Subsidies at the Border Resume But Exclude TijuanaBy Kristelle Gutiérrez | Wed, 04/13/2022 - 14:52
On April 2, Mexico’s government revealed that the policy that subsidized gasoline would stop applying between April 2 and 8 near the US border due to shortages caused by more Americans driving south to avoid higher fuel prices. However, after only three days of suspension, authorities announced that the subsidy would be reinstated in all 40 border municipalities, except for Tijuana, one of the world’s busiest border crossings, and Playas del Rosario.
Initially, the policy stopped applying in the border states of Tamaulipas, Nuevo Leon, Coahuila, Chihuahua, Sonora and Baja California, due to the shortage that stemmed from what Rogelio Ramírez de la O, Minister of Finance, described as “an imbalance between supply and demand.” Additionally, the administration admitted that the shortage was also affecting US citizens that were crossing the border in hopes of avoiding the record-high prices of gasoline and diesel.
“We had to intervene, the problem was corrected and solved. Our adversaries were already saying that there was a gasolinazo, but we already have sufficient supply,” said President Andrés Manuel López Obrador. “We are helping Mexicans who live in the US and have double citizenship, but we are also helping Americans that live near the border, who are our neighbors. It is an act of solidarity to them,” he added.

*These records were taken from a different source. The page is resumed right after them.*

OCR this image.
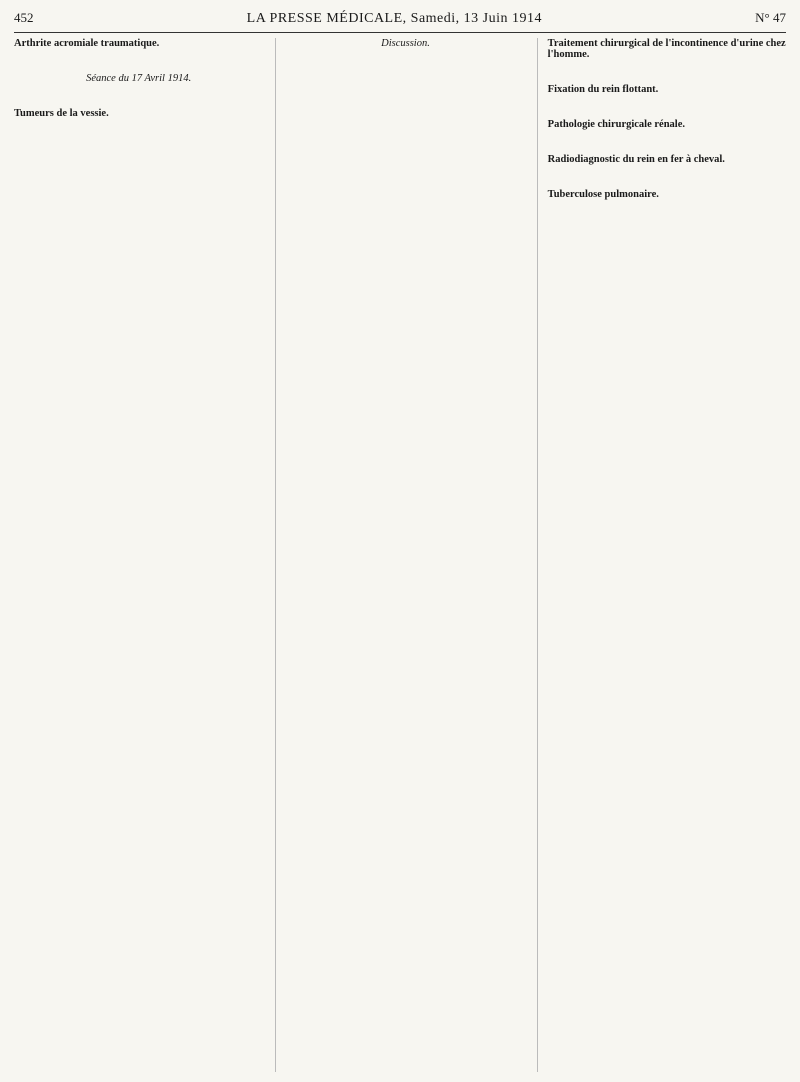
452	LA PRESSE MÉDICALE, Samedi, 13 Juin 1914	N° 47

Arthrite acromiale traumatique.

Séance du 17 Avril 1914.

Tumeurs de la vessie.

Discussion.	Traitement chirurgical de l'incontinence d'urine chez l'homme.

Fixation du rein flottant.

Pathologie chirurgicale rénale.

Radiodiagnostic du rein en fer à cheval.

Tuberculose pulmonaire.
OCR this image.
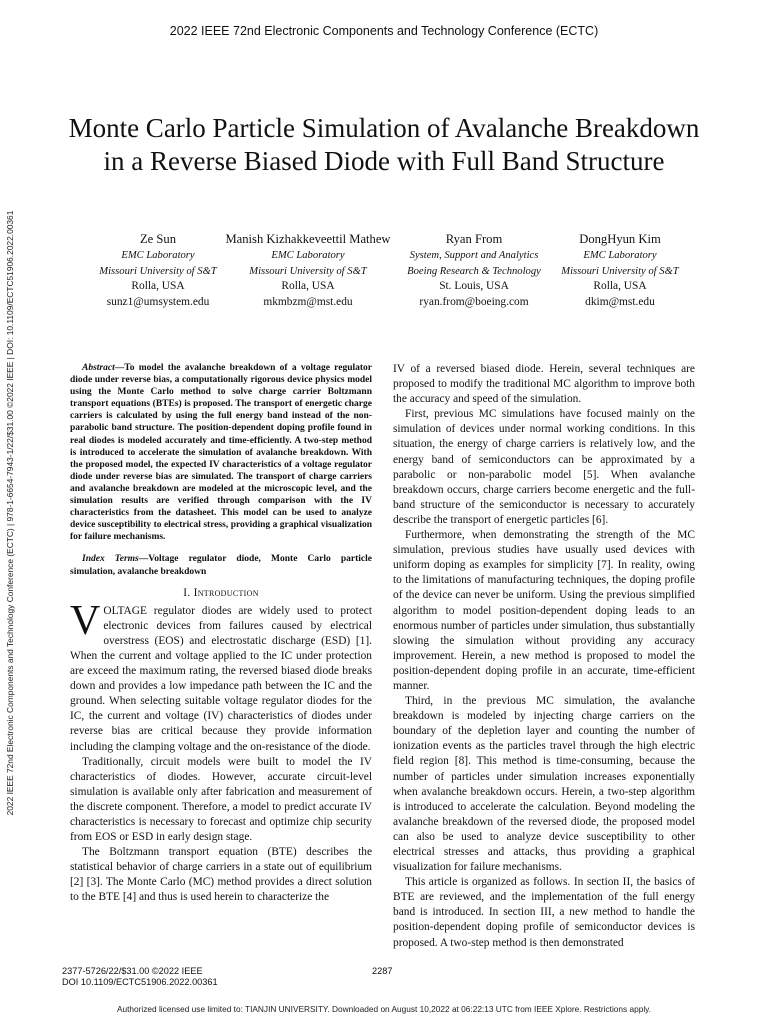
2022 IEEE 72nd Electronic Components and Technology Conference (ECTC)
2022 IEEE 72nd Electronic Components and Technology Conference (ECTC) | 978-1-6654-7943-1/22/$31.00 ©2022 IEEE | DOI: 10.1109/ECTC51906.2022.00361
Monte Carlo Particle Simulation of Avalanche Breakdown in a Reverse Biased Diode with Full Band Structure
Ze Sun
EMC Laboratory
Missouri University of S&T
Rolla, USA
sunz1@umsystem.edu
Manish Kizhakkeveettil Mathew
EMC Laboratory
Missouri University of S&T
Rolla, USA
mkmbzm@mst.edu
Ryan From
System, Support and Analytics
Boeing Research & Technology
St. Louis, USA
ryan.from@boeing.com
DongHyun Kim
EMC Laboratory
Missouri University of S&T
Rolla, USA
dkim@mst.edu

Abstract—To model the avalanche breakdown of a voltage regulator diode under reverse bias, a computationally rigorous device physics model using the Monte Carlo method to solve charge carrier Boltzmann transport equations (BTEs) is proposed. The transport of energetic charge carriers is calculated by using the full energy band instead of the non-parabolic band structure. The position-dependent doping profile found in real diodes is modeled accurately and time-efficiently. A two-step method is introduced to accelerate the simulation of avalanche breakdown. With the proposed model, the expected IV characteristics of a voltage regulator diode under reverse bias are simulated. The transport of charge carriers and avalanche breakdown are modeled at the microscopic level, and the simulation results are verified through comparison with the IV characteristics from the datasheet. This model can be used to analyze device susceptibility to electrical stress, providing a graphical visualization for failure mechanisms.

Index Terms—Voltage regulator diode, Monte Carlo particle simulation, avalanche breakdown

I. Introduction

VOLTAGE regulator diodes are widely used to protect electronic devices from failures caused by electrical overstress (EOS) and electrostatic discharge (ESD) [1]. When the current and voltage applied to the IC under protection are exceed the maximum rating, the reversed biased diode breaks down and provides a low impedance path between the IC and the ground. When selecting suitable voltage regulator diodes for the IC, the current and voltage (IV) characteristics of diodes under reverse bias are critical because they provide information including the clamping voltage and the on-resistance of the diode.

Traditionally, circuit models were built to model the IV characteristics of diodes. However, accurate circuit-level simulation is available only after fabrication and measurement of the discrete component. Therefore, a model to predict accurate IV characteristics is necessary to forecast and optimize chip security from EOS or ESD in early design stage.

The Boltzmann transport equation (BTE) describes the statistical behavior of charge carriers in a state out of equilibrium [2] [3]. The Monte Carlo (MC) method provides a direct solution to the BTE [4] and thus is used herein to characterize the

IV of a reversed biased diode. Herein, several techniques are proposed to modify the traditional MC algorithm to improve both the accuracy and speed of the simulation.

First, previous MC simulations have focused mainly on the simulation of devices under normal working conditions. In this situation, the energy of charge carriers is relatively low, and the energy band of semiconductors can be approximated by a parabolic or non-parabolic model [5]. When avalanche breakdown occurs, charge carriers become energetic and the full-band structure of the semiconductor is necessary to accurately describe the transport of energetic particles [6].

Furthermore, when demonstrating the strength of the MC simulation, previous studies have usually used devices with uniform doping as examples for simplicity [7]. In reality, owing to the limitations of manufacturing techniques, the doping profile of the device can never be uniform. Using the previous simplified algorithm to model position-dependent doping leads to an enormous number of particles under simulation, thus substantially slowing the simulation without providing any accuracy improvement. Herein, a new method is proposed to model the position-dependent doping profile in an accurate, time-efficient manner.

Third, in the previous MC simulation, the avalanche breakdown is modeled by injecting charge carriers on the boundary of the depletion layer and counting the number of ionization events as the particles travel through the high electric field region [8]. This method is time-consuming, because the number of particles under simulation increases exponentially when avalanche breakdown occurs. Herein, a two-step algorithm is introduced to accelerate the calculation. Beyond modeling the avalanche breakdown of the reversed diode, the proposed model can also be used to analyze device susceptibility to other electrical stresses and attacks, thus providing a graphical visualization for failure mechanisms.

This article is organized as follows. In section II, the basics of BTE are reviewed, and the implementation of the full energy band is introduced. In section III, a new method to handle the position-dependent doping profile of semiconductor devices is proposed. A two-step method is then demonstrated

2377-5726/22/$31.00 ©2022 IEEE
DOI 10.1109/ECTC51906.2022.00361
2287
Authorized licensed use limited to: TIANJIN UNIVERSITY. Downloaded on August 10,2022 at 06:22:13 UTC from IEEE Xplore. Restrictions apply.
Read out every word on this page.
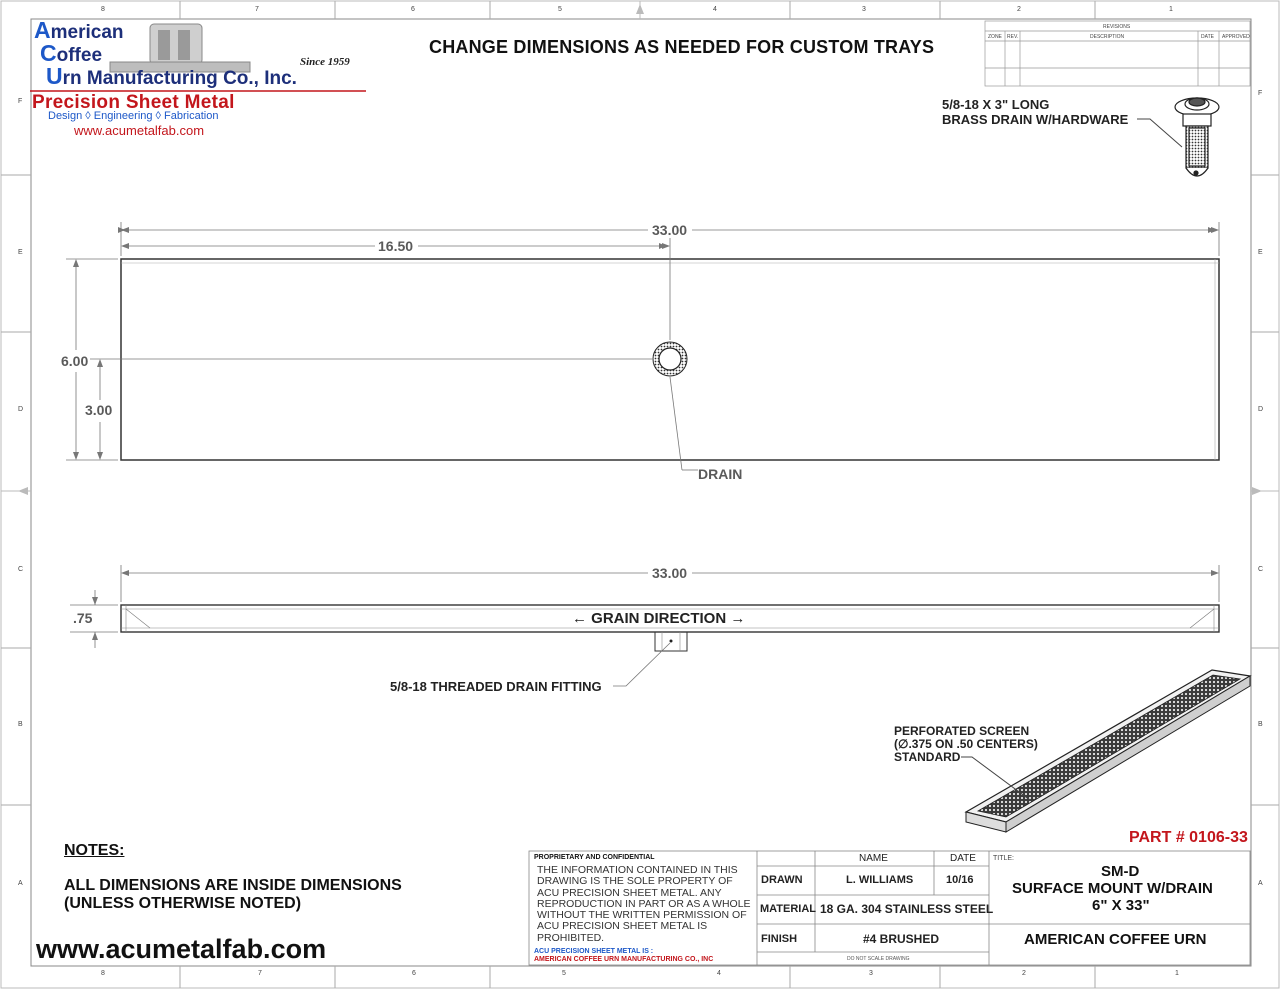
8	7	6	5	4	3	2	1
8	7	6	5	4	3	2	1
F
E
D
C
B
A
F
E
D
C
B
A
American
Coffee
Urn Manufacturing Co., Inc.
Since 1959
Precision Sheet Metal
Design ◊ Engineering ◊ Fabrication
www.acumetalfab.com
CHANGE DIMENSIONS AS NEEDED FOR CUSTOM TRAYS
REVISIONS
ZONE REV.	DESCRIPTION	DATE APPROVED
5/8-18 X 3" LONG
BRASS DRAIN W/HARDWARE
33.00
16.50
6.00
3.00
DRAIN
33.00
.75	← GRAIN DIRECTION →
5/8-18 THREADED DRAIN FITTING
PERFORATED SCREEN
(∅.375 ON .50 CENTERS)
STANDARD
PART # 0106-33
NOTES:
ALL DIMENSIONS ARE INSIDE DIMENSIONS
(UNLESS OTHERWISE NOTED)
www.acumetalfab.com
PROPRIETARY AND CONFIDENTIAL
THE INFORMATION CONTAINED IN THIS
DRAWING IS THE SOLE PROPERTY OF
ACU PRECISION SHEET METAL. ANY
REPRODUCTION IN PART OR AS A WHOLE
WITHOUT THE WRITTEN PERMISSION OF
ACU PRECISION SHEET METAL IS
PROHIBITED.
ACU PRECISION SHEET METAL IS :
AMERICAN COFFEE URN MANUFACTURING CO., INC
NAME	DATE
DRAWN	L. WILLIAMS	10/16
MATERIAL 18 GA. 304 STAINLESS STEEL
FINISH	#4 BRUSHED
DO NOT SCALE DRAWING
TITLE:
SM-D
SURFACE MOUNT W/DRAIN
6" X 33"
AMERICAN COFFEE URN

Gabriel Yorio, Deputy Minister of Finance, said to Reuters that the administration planned to use the surplus revenue from rising prices of oil crude to subsidize gasoline and diesel prices in the country. He added that this measure had helped contain inflation, which already rose to 7.29 percent during the first 15 days of March. Accordingly, the Ministry of Finance and Public Credit (SHCP) revealed in its General Economic Policy Guidelines (GEPC) that the rise of oil prices would increase the revenues from oil exports so that they would be higher than the increase in expenses from hydrocarbon imports for PEMEX.
Conversely, experts still expect that fuel prices all over the world will eventually affect countries that have not perceived significant damages to their economies due to the Russian invasion of Ukraine. According to MBN, rising hydrocarbons prices are expected to outpace global inflation and interest rates. Such surges are said to lead to an increase in the price of Mexico’s imports from the US, which could, in turn, debilitate the government’s efforts to keep prices down.